Today we are off for the next location in our R&R adventures – we will be visiting family in Muncie, Indiana. Because of airline issues we are stuck, at the airport, all day. But, I had wanted to blog last night and didn’t get around to it, so what better time than now (yes, the boys are with me, but one is sleeping and the other has his eyes peeled for landing planes). Once we get to Muncie, I will have limited Internet access and am imagining stealing moments at Starbuck’s here and there.
Going to Indiana very much reminds me of the cultural adjustment process. My mom and dad were in their late 20s when they left Muncie for Texas with my brother and I. I was five, my brother had just turned four. My dad had left for our new home a few days before with my brother. My mom and I backed out of my grandparents drive-way in my mom’s Datsun hatchback, tears streaming down all our faces. I was only five, but I remember that chilly January day in 1982 perfectly. I even remember I was wearing a light-blue zip-up sweatshirt (it was hooded, but these were the days before they were called “hoodies”). In retrospect, I think of my mom as having been very brave. The other day she was recalling that people called her an idiot or crazy for moving. For many summers and holidays, Muncie stayed home, but eventually the pull of friends and the familiar in Texas won out. I think my brother and I definitely called Texas home by the time I was ten. My Mimi still refers to Indiana as home when she talks to me even though she knows I have long ceased to consider it such.
One of my earliest memories of identifying as Texan involves Blue Bell Ice Cream. When we first moved to Texas we lived very briefly in Houston, then moved to Austin. I actually grew up in a small town right outside of Austin – Dripping Springs. When we moved there the entire school (K-12) was about 200 students. The 1st-12th grades were in a campus of two buildings and couple of portables. The kindergarten was in a one-room building down the street. The school didn’t have a track (well, there was actually a ring of grass), but it did have a rodeo “arena.” Ag and 4H were by far the most popular activities. Its claim to fame was that Willie lived down the road and his grandkids attended school with us. In fact, he used to come to the football games when I was in elementary school. And, there was an old hardware store where you could buy ice cream and “soda water” in glass bottles. There was only one light and it blinked yellow. The town has long since changed – it is actually a town now. I don’t know it anymore and really don’t have any friends out there.

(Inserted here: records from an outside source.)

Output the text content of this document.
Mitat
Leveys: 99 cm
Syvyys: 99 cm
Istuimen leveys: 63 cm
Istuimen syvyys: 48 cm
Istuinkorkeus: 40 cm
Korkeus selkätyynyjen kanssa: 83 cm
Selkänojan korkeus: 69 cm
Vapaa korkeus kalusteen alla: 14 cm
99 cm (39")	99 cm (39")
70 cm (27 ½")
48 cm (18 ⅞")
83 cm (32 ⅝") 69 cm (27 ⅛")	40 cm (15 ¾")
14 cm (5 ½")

But, I’m getting side tracked – back to the Blue Bell. All these things remind me of Blue Bell Mint Chocolate Chip Ice Cream. And the “Original” Cookies and Cream. And Homemade Vanilla. Blue Bell is not the healthiest ice cream in the world, but some how, in Texas, it’s the best. I remember walking into that sawdust floored, un-airconditioned hardware store with my mom (we were such outsiders, people actually referred to us as “damn Yankees”) and trying to lick and lick the ice cream before it melted away in the hot Texas heat. Those early days of Blue Bell in Dripping (we drop the “Springs” for convenience sake) made me feel Texan. Especially when we went back to Muncie and we couldn’t get it. It seemed like a tragedy. We would talk about how great it was. No one would believe us that something good could come from Texas. In the eyes of our Hoosier family and friends, we had moved to the most backwards place in the world. And, to this day, I still choke up at the commercials – most of which were like this one.
It’s funny how, in little ways, we repeat ourselves – as parents, children, travelers. I’m working on making sure my boys eat Blue Bell and identify as Texan and here I am, making the trip to Muncie, again. No matter how far we travel, we still wander back to where we feel at home (whether it’s here or there) and return to the food that tastes best (regardless of where we ultimately hang our hats).